Residents and investors have turned Cape Charles’ inventory of early 20th century homes into vacation rentals and guest houses, most of which stay full during the summer. Vacationers and seasonal residents move about via golf cart. Follow any one of those carts on most summer days, and you’re likely to end up at the town beach, the only public beach on the eastern shore of Virginia that does not require an entrance or parking fee. It is also the longest beach on Chesapeake Bay. The gentle bay water laps at soft sand, making it the perfect place for young children to play. Sandbars and tide pools are fed with fresh ocean water from the nearby Atlantic, which makes for great shelling and investigating the plentiful marine life. The sky over the western-facing beach lights up with colorful sunsets above the Bay.

If you stay with those golf carts into the afternoon, you’re sure to end up at the Brown Dog Ice Cream Shop, a destination worthy of a trip to Cape Charles by itself. Not far from downtown, the golf carts can be put to their intended use at one of several courses. Nearby Bay Creek Resort is the premium course in town. The award-winning resort is the first in the U.S. to feature signature courses from two of the top names in golf—Jack Nicklaus and Arnold Palmer—which has earned it prestigious national rankings.

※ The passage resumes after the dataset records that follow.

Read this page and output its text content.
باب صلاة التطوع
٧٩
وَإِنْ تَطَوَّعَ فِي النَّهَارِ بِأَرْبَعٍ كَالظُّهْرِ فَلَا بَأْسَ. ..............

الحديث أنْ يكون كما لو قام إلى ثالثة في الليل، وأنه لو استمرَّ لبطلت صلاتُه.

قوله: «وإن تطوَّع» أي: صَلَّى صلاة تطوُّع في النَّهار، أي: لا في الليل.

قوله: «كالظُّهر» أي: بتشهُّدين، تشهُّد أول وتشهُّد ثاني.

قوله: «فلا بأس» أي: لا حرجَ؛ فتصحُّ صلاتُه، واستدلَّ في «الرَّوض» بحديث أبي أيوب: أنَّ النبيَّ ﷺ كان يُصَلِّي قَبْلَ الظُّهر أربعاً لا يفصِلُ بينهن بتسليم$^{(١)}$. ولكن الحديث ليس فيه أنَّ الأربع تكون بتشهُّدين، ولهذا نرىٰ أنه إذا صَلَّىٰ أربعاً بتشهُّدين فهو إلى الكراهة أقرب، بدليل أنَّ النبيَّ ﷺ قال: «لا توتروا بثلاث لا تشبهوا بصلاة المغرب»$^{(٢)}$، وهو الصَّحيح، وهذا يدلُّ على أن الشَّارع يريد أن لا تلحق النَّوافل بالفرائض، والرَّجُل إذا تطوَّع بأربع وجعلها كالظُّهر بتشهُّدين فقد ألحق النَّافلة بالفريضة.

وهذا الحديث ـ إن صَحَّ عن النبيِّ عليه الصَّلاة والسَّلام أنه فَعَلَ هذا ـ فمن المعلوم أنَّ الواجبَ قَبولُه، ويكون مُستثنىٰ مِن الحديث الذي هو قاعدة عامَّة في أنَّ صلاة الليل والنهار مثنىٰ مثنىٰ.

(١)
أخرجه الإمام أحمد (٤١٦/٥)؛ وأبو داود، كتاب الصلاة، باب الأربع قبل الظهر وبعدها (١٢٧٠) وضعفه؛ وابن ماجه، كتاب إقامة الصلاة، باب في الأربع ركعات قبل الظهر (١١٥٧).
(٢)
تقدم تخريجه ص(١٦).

Cape Charles came to be after the Civil War. While most of America was rebuilding, the eastern shore of Chesapeake Bay remained in bucolic bliss, where farming and fishing were the dominant ways of life. The peninsula is largely cut off from the mainland by the Chesapeake. Many residents enjoyed the peaceful isolation of that remoteness, but business interests in the Northeast and the railroads saw opportunity. The railroads realized the most direct route from New York and Philadelphia to points south was through the eastern shore, if only they could span the mouth of the Bay.

In the spring of 1883, William Scott formed the New York, Philadelphia and Norfolk Railroad Company, intending to extend rail service from New York to Norfolk, Virginia. Scott saw an opportunity to bring crops and oysters to Philadelphia and New York, and to ship goods from the north to reconstruction efforts in the south. After purchasing 2,500 acres near the southern tip of the Delmarva peninsula, Scott laid out plans for a city, which would serve as the southern terminus of his new railroad. Cape Charles would be built on a dredged, deep-water harbor, where barges could ferry rail cars across the mouth of the Chesapeake Bay, connecting with the Southern Railroad in Norfolk. “Few people in this country know that within seven hours of Philadelphia and nine hours of New York they can reach a climate as mild and balmy as that of Marseilles in France,” Scott told a Philadelphia newspaper at the time.

Today, we are all heirs of Scott’s great vision to enjoy a town so charming and well positioned as Cape Charles. Railroads have come and gone, ferry services expanded and contracted, and the great Chesapeake Bay Bridge Tunnel was built. Cape Charles has seen its fortunes rise and fall. Where once the residents of New York and Philadelphia were interested in how quickly they could get Cape Charles oysters, today they are more interested in how quickly they can get to the town itself. The best way, of course, is running down by boat.

Cape Charles is the perfect destination for boaters. The city’s deep-water harbor is maintained for a commercial wharf and two recreational marinas. The municipal marina near the entrance of the harbor serves recreational boaters, along with a fleet of charter and commercial fishing boats. Slightly farther back in the harbor lies the new Cape Charles Yacht Center, which has made the city a serious contender for yacht service.

Cape Charles may be a short run from many ports in the region, but you’ll land in a charming oasis that feels a world away.